AİLELER ÇOCUKLARINA NASIL YAKLAŞMALIDIR?
Tırnak yeme problemi yaşayan çocuklar, aşırı stres, baskıcı anne baba, ilgi ve sevgi eksikliği, kardeş kıskançlığı ya da ailede başka tırnak yiyen birinin varlığı gibi birçok nedenden ötürü tırnaklarını yiyebilir.

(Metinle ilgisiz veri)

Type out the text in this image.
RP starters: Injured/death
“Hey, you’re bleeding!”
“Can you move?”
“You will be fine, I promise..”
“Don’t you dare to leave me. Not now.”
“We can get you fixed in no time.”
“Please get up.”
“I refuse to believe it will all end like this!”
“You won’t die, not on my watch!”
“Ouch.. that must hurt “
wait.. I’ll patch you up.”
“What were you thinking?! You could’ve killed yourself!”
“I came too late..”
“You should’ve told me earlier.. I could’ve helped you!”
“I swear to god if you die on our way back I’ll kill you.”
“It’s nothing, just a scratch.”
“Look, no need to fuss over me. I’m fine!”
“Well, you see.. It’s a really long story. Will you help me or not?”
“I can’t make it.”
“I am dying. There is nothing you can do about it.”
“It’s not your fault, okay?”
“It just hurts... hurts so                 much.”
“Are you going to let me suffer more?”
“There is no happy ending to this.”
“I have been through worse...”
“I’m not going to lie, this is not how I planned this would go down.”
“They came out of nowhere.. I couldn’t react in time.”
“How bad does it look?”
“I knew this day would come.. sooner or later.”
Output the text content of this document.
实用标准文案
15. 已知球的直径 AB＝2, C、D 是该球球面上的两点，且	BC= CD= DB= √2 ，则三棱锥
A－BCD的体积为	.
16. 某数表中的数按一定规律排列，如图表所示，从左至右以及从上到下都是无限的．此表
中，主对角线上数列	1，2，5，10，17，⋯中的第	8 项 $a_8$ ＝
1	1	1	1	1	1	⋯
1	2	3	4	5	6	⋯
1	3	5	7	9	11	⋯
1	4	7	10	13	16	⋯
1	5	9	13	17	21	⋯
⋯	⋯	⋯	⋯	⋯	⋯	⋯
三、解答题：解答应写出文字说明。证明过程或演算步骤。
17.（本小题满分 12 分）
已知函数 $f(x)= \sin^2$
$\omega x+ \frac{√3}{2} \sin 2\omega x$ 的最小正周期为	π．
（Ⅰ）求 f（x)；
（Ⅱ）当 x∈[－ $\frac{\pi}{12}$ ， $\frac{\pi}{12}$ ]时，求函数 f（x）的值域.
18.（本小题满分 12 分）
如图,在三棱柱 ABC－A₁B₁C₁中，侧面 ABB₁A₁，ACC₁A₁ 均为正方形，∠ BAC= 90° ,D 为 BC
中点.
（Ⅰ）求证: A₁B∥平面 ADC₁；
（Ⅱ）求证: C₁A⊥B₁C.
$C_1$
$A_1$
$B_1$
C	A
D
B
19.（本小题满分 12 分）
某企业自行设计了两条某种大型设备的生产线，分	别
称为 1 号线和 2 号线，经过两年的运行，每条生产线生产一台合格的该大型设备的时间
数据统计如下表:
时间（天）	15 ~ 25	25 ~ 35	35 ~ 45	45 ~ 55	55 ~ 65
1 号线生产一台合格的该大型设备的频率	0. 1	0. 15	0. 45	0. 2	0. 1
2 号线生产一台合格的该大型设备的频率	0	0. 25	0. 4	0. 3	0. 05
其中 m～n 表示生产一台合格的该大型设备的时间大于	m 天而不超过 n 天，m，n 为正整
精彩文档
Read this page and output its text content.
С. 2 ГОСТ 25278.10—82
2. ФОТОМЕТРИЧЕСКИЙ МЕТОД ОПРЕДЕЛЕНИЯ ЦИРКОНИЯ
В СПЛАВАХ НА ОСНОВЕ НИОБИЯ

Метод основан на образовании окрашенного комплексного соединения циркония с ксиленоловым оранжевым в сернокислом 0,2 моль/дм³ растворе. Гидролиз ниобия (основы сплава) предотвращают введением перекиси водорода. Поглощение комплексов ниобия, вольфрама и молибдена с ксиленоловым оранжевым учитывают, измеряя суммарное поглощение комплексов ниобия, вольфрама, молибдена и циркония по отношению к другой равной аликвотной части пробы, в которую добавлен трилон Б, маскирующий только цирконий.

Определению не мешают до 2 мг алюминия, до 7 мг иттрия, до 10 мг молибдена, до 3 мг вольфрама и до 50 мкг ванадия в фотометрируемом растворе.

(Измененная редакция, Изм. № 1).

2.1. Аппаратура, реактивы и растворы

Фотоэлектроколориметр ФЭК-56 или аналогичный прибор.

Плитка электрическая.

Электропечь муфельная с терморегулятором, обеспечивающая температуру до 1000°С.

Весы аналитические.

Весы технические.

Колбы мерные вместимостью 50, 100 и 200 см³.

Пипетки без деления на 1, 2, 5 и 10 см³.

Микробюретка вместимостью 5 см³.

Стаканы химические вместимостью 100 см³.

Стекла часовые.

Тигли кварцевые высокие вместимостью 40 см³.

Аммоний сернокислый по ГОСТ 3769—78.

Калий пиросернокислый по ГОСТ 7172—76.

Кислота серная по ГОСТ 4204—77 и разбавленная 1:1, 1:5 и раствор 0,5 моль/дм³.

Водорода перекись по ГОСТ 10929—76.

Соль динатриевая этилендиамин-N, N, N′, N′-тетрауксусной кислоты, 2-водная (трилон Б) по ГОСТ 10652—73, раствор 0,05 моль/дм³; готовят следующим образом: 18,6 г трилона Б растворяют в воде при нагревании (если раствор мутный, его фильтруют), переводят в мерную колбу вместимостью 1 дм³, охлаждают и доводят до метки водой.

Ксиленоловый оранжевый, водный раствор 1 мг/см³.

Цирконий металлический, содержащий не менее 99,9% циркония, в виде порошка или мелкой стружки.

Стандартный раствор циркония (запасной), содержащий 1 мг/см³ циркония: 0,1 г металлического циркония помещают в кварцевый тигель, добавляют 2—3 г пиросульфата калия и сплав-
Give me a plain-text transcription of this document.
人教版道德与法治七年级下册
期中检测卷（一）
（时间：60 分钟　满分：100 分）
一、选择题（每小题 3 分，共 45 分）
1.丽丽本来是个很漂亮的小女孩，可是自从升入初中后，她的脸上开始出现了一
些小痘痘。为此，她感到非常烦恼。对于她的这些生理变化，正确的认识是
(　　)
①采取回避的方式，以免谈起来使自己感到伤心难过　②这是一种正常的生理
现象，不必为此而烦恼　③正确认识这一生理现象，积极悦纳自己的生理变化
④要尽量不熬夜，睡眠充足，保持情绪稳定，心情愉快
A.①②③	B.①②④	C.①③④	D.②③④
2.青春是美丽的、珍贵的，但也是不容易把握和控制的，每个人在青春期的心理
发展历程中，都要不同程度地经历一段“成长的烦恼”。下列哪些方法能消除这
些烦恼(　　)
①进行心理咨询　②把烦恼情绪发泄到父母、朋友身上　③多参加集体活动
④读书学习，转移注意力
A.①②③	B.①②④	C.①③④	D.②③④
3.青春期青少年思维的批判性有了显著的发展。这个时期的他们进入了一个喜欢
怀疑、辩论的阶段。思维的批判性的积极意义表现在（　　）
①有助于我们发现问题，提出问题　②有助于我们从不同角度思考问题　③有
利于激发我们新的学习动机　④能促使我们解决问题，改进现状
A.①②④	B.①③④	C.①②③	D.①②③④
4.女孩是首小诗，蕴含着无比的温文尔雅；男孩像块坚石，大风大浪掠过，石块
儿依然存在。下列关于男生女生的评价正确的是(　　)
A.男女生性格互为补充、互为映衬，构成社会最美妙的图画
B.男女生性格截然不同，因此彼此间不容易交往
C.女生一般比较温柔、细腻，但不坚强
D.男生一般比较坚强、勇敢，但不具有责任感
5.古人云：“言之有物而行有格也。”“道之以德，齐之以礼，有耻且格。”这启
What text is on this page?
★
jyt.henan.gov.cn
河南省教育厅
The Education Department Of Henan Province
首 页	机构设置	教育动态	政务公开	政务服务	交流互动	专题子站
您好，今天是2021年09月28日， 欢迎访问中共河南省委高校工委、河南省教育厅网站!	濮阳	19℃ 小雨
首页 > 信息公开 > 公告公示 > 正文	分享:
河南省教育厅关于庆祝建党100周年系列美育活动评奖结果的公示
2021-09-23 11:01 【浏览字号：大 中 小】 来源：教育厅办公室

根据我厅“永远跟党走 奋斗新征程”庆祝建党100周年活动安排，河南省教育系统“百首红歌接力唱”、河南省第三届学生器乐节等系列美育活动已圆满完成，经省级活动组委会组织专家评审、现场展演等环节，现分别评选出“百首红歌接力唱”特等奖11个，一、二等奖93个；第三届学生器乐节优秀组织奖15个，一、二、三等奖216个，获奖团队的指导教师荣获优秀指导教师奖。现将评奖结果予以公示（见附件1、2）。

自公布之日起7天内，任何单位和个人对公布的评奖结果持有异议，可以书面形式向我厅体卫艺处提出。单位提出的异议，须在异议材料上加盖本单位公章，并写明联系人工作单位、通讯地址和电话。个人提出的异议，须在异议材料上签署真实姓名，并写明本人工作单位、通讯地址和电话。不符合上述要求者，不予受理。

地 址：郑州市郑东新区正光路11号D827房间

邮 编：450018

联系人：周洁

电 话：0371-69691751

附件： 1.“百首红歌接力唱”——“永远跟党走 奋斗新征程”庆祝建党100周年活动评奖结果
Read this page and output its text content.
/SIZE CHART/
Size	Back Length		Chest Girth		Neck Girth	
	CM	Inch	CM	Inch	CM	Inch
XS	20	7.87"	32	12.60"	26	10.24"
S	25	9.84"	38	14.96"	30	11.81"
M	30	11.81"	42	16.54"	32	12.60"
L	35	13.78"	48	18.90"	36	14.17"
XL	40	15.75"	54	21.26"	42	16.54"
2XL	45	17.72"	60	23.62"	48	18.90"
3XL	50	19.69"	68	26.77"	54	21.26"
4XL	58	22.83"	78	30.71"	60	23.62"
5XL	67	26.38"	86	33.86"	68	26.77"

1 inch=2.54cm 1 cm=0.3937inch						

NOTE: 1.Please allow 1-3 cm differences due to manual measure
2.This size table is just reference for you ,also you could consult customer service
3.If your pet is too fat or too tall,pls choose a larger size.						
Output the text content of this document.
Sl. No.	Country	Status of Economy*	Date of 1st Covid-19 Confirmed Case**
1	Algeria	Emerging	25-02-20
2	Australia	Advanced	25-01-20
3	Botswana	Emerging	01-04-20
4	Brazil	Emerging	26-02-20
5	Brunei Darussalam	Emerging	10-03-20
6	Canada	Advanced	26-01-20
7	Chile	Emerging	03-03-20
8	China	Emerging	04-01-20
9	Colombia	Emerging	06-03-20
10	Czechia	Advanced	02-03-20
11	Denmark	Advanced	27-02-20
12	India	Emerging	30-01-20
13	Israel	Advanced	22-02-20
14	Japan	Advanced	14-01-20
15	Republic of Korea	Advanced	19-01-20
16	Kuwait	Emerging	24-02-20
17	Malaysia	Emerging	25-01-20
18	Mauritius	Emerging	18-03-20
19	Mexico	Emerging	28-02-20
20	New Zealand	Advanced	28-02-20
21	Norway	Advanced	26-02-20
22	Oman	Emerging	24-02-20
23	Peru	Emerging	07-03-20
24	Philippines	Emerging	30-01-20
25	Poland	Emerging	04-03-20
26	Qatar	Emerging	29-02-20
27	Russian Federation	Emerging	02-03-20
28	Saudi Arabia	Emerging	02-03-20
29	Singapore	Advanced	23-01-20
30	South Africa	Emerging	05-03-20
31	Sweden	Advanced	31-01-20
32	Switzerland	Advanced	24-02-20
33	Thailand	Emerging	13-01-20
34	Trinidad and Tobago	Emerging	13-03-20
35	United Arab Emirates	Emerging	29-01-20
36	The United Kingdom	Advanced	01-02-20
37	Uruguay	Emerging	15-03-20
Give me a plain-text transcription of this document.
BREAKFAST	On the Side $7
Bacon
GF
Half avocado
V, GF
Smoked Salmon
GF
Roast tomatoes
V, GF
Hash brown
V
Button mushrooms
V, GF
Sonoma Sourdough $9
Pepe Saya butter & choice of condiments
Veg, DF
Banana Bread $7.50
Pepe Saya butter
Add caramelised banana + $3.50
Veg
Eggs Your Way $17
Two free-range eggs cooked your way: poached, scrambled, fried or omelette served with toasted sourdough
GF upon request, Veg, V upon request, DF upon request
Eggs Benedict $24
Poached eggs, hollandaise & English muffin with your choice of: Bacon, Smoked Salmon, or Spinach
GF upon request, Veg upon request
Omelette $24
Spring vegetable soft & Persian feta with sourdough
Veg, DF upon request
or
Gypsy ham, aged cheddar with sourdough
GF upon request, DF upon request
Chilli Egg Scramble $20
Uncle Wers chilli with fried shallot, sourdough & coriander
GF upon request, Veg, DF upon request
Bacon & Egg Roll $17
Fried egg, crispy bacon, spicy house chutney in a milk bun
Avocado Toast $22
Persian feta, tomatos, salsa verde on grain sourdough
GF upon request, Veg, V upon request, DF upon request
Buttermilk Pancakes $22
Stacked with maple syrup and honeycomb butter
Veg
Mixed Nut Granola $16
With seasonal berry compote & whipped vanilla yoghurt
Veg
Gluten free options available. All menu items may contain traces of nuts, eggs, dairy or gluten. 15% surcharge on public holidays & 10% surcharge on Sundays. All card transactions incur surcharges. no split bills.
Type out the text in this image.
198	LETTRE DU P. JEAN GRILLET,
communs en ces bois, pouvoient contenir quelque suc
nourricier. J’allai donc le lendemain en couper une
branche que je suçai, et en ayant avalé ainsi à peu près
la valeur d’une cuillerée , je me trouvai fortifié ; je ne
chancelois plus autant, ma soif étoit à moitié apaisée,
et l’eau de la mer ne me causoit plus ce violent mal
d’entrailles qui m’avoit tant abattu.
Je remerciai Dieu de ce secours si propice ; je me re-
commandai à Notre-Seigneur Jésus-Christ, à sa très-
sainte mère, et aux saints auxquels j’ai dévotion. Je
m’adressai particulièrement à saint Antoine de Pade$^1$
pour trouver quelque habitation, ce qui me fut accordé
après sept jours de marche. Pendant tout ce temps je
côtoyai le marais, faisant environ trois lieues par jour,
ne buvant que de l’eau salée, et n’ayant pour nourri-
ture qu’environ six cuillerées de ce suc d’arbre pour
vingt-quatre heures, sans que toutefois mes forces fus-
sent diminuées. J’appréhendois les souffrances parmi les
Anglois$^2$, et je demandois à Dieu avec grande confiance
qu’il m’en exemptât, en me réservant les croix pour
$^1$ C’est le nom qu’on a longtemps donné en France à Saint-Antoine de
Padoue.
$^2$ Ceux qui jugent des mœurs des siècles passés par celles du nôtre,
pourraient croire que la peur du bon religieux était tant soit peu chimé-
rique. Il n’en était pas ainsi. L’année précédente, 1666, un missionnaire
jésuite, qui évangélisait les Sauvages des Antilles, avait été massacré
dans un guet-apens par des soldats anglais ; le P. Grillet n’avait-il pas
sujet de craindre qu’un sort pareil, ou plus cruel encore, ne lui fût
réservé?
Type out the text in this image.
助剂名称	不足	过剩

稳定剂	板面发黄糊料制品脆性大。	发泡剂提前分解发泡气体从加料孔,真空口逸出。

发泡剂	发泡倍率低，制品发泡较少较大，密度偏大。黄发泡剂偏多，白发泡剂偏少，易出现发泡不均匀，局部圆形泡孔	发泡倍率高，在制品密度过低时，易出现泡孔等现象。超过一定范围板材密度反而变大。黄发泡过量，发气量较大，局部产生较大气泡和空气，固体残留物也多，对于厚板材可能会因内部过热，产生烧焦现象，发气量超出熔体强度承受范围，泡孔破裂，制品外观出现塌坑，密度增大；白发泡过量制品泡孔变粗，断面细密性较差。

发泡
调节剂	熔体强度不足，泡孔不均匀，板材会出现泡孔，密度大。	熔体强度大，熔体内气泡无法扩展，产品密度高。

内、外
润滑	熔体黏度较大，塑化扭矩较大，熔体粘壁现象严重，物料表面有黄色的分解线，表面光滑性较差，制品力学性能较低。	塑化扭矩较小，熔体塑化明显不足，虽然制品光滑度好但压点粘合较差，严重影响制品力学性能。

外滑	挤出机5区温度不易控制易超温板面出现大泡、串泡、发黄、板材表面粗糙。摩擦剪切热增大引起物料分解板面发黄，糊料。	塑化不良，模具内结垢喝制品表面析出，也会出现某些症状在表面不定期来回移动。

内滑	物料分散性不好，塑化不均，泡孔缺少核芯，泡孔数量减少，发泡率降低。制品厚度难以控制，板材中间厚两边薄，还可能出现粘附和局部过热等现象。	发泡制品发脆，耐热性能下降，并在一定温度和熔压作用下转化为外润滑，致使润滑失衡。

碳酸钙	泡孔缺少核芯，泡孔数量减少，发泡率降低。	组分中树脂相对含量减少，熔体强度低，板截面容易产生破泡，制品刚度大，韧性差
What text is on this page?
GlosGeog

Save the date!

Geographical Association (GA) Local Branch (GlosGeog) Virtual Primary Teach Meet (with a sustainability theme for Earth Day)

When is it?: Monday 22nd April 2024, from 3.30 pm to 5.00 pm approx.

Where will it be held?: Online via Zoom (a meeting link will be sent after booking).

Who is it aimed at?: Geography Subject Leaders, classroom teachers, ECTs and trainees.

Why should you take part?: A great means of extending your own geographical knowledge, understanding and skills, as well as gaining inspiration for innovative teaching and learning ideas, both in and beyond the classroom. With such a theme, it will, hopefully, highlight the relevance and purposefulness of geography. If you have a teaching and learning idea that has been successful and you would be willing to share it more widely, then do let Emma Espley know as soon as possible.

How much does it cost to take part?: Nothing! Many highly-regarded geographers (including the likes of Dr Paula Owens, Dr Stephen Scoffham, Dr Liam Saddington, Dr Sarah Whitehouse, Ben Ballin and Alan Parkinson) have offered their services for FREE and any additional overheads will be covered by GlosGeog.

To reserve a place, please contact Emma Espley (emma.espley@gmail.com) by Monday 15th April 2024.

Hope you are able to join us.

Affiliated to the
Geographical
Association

Çocuğun tırnak yemeye başladığı ilk zamanlar çok önemlidir. Bu ilk evrede eğer bu davranış görmezden gelinirse alışkanlık haline gelmeden ortadan kalkması daha olasıdır. Çünkü genelde tırnak yeme davranışı ilk etapta dikkat çekme ihtiyacıyla başlar. Çocuk, “Benimle ilgilenin, beni görün,” mesajını verir ebeveyne. Bunu başarır da. Çoğu ebeveyn tırnak yediğini gördüğü çocuğuna karşı duyarsız kalmaz ve olumsuz da olsa bir tepki verir: “Elini çek, yeme tırnağını, parmakların çok çirkin görünüyor,” gibi… Çocuk olumsuz bile olsa ebeveyninin dikkatini kendi üstüne çekmeyi başarmıştır. Sonrasında daha çok tırnak yemeye başlar. Bu durum gitgide alışkanlık halini alır ve alışkanlıklardan kurtulmak çok daha uzun süreçli ve sancılı olacaktır.
Çocuk tırnak yeme alışkanlığını model aldığı birinden öğrenmiş de olabilir. Eğer ki evde başka tırnak yiyen bir birey yaşıyorsa çocuğun tırnak yemesi kaçınılmaz olabilir. Bu durumda, çocuktan önce bu bireyin yardım alması gerekmektedir. Aksi takdirde çocuk ne kadar yardım alsa da aynı evde yaşadığı tırnak yiyen diğer bireyden olumsuz etkilenecektir.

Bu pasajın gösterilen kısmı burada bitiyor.